SMIC reportedly gets US license to purchase chip-making equipment
SMIC reportedly gets US license to purchase equipment
Published: Mar 02, 2021 09:28 PM


China's major chipmaker Semiconductor Manufacturing International Corp (SMIC) has, reportedly, received licenses to import equipment from some US companies for use in its mature processes, an anticipated change as Trump's trade war and wanton sanctions seriously disrupted the global chip supply to the extent of hurting the interests of many manufacturing companies, according to experts.

But they predicted that the US won't ease restrictions on SMIC for advanced chip technologies, such as 7-nanometer or smaller processes.

According to electric information website on Monday, SMIC received US government licenses to import equipment for use in mature processes, including making 14-namometer chips.
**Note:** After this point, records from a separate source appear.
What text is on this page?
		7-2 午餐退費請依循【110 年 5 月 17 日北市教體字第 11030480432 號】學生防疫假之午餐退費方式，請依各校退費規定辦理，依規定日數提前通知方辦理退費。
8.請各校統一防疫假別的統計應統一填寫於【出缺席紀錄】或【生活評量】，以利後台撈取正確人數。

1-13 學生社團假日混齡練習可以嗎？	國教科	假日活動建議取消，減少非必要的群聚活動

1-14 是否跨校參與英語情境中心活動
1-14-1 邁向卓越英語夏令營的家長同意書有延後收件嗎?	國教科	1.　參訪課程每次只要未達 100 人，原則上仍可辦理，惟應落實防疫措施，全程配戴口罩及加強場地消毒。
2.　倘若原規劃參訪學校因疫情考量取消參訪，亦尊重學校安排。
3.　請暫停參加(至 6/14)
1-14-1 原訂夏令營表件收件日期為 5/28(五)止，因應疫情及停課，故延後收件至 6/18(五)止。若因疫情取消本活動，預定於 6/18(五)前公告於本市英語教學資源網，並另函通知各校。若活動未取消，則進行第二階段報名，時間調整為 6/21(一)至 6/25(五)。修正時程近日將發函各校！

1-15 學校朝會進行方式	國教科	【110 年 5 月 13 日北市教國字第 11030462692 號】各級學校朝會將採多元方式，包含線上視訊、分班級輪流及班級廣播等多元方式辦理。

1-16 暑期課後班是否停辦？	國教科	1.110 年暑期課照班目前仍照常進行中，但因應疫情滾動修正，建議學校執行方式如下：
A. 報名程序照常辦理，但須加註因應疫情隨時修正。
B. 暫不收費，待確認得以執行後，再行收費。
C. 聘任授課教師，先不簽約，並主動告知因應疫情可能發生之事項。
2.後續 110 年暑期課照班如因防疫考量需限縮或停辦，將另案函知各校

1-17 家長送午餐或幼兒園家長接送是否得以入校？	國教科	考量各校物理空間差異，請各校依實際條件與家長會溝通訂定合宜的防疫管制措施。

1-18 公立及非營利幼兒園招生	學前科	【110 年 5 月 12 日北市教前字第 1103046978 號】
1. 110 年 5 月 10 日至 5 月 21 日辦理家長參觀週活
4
The electric research team under Industrial Securities Research Center confirmed the news, saying that one US supplier had obtained permission, and two other companies were still waiting for approval, with a strong chance that they will also get licenses.

The team's report noted that licenses involving technologies sized 14nm or larger have been granted, but licenses for 10-namometer and smaller have not.

Independent tech analyst Xiang Ligang noted it is broadly expected that the US will gradually ease supply restrictions of chip equipment to Chinese chipmakers, though exports of advanced technologies, like 7nm or smaller, will still be restricted by the Biden administration in the foreseeable future.

"The US government ban on the Chinese semiconductor sector has not only disrupted global semiconductor supplies but also hurt the interests of its own companies. I believe the Biden administration is moving to correct the situation," Xiang told the Global Times.

Chinese companies are also ramping up efforts to make breakthroughs in advanced chip-making technology. For example, Advanced Micro-Fabrication Equipment Inc has begun mass production of 16-nm etching machines, while its 7-10nm etching machines have reached globally advanced levels, according to media reports.

Xiang said that domestic companies still lag behind in advanced chip production, but it will be a trend for SMIC or other companies to rely more on domestic supplies.

SMIC said that it would continue to work with global supply chain partners to make sure it can continue to produce products and its capacity expansion plan is unaffected. 

"Although uncertainties remain, we will insist on lawful operation and we have confidence that the company's short-term manufacturing won't be affected by major negative factors," it said.

SMIC hadn't responded to an interview request as of press time.

Last year, the US government imposed restrictions on exports to SMIC, saying that such supplies could be used for military purposes, but SMIC denied any connections with the Chinese military.